3 ways in which your social media status updates could land you in trouble

Ever heard the advice never to take a naked selfie under any circumstances? Or, at the very least, keeping your face out of the selfie to prevent future identification or blackmail.

It is sound advice, but apparently widely ignored. This is evidenced by regular reports about yet another Facebook or WhatsApp scandal where someone – usually the person who got caught pants down – tries to salvage the situation. Recently, a Centurion woman rushed to court to interdict her lover’s girlfriend from distributing intimate pictures of her via WhatsApp.

As the occurrence of these incidents increased, seemingly at the same pace as our increase in social media usage, Parliament has stepped in with a new law to criminalise such behaviour.

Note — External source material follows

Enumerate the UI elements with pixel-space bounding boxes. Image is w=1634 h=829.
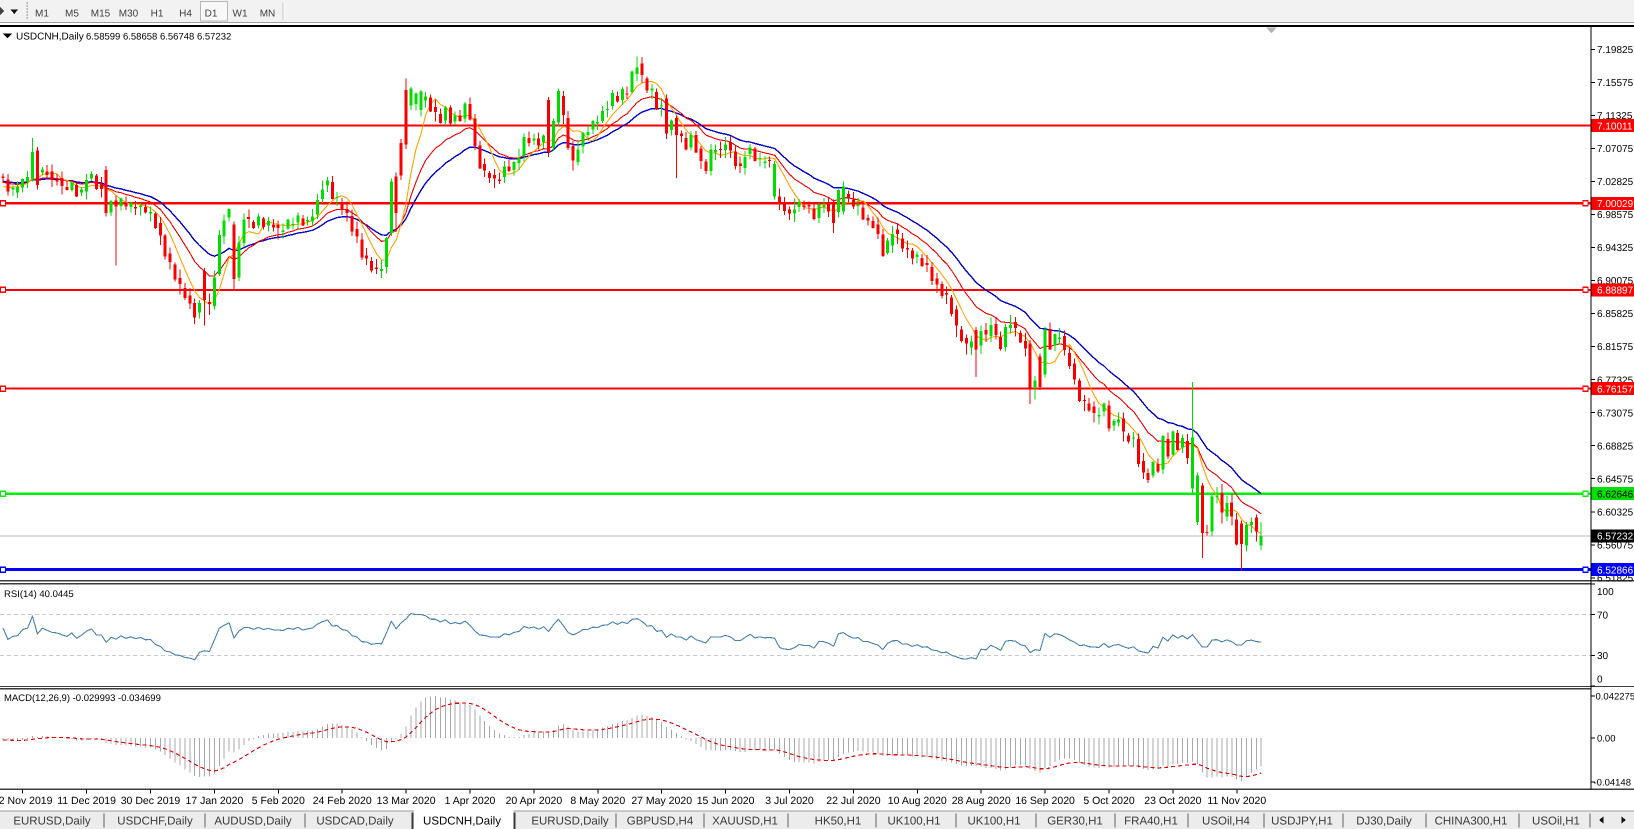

The Cybercrimes Bill was adopted by the National Assembly two weeks ago. It is currently with the National Council of Provinces for concurrence and thereafter it needs the signature of the President to become law.

Bridget Makhanya, litigation specialist at VDT Attorneys, says the Bill is aimed at creating and defining certain “new” crimes such as “cyber fraud” and “cyber forgery”.

“Of course, crimes such as fraud and forgery have always existed, but the Bill aims to bring our law up to speed with technological advances. It makes provision for the punishment of far more innovative criminal activity in cyber space than your usual fake cheque crime,” Ms Makhanya says.

A drastic change in the Bill is the introduction of “malicious communications” chapter. This is where certain people’s social media activity is bound to become problematic when it comes to data messages.

A data message is defined broadly to include everything from a WhatsApp text, a Facebook, Instagram or Twitter post or an e-mail. Here are the three types of data messages that will be outlawed:

  1. Any data message sent with the intent to incite damage to property or violence against a person or group of persons. “Importantly, property is defined as corporeal and incorporeal property,” Ms Makhanya says. This includes intellectual property such as trademarks of brands.
  2. Any message that threatens someone or a group with damage to their property or violence. “The message need not be distributed on a large scale. It can be sent from one individual to another individual to qualify as an offence.” The definition of a group is also very wide and not limited to the obvious groupings such as different races or people with the same sexual orientation.
  3. Distribution of any “intimate” image of another person without their permission. “In short: sending a naked selfie is okay. If the receiver redistributes your naked selfie without your permission while you thought it was for his or her eyes only, it will be a crime,” Ms Makhanya explains. The nude person has to be identifiable – either in the picture itself or through a description – to be included in this category.

But what is an “intimate” image? “The Bill actually goes down to the nitty gritty. It is an image where the person is nude, or where any part of the naked body is exposed. This includes images where the person is not explicitly naked, but is of such a nature that it violates or offends the sexual integrity or dignity of the person,” Ms Makhanya says.

All three categories of banned messages are declared to be an offence, punishable by a fine, up to three years imprisonment or both.

Ms Makhanya says an important part of the Bill is the remedies provided to victims of cyber-attacks or bullying.

After a complaint is filed with the police, the aggrieved party may bring an ex parte application to a Magistrate for an order to prohibit any person from further making available or distributing the data message. Ex parte simply means without notice to the other party. One does not have to warn the other party and risk it that the bully may distribute the message further.

However, these provisions will only come into effect once the Bill is enacted.  In the meantime, people who are subjected to cyber misconduct are best advised to consult an attorney. “The usual common law remedies that are available to protect one’s dignity, privacy and reputation are still available. It is possible, depending on the facts of each case, to obtain an interdict and to claim damages.”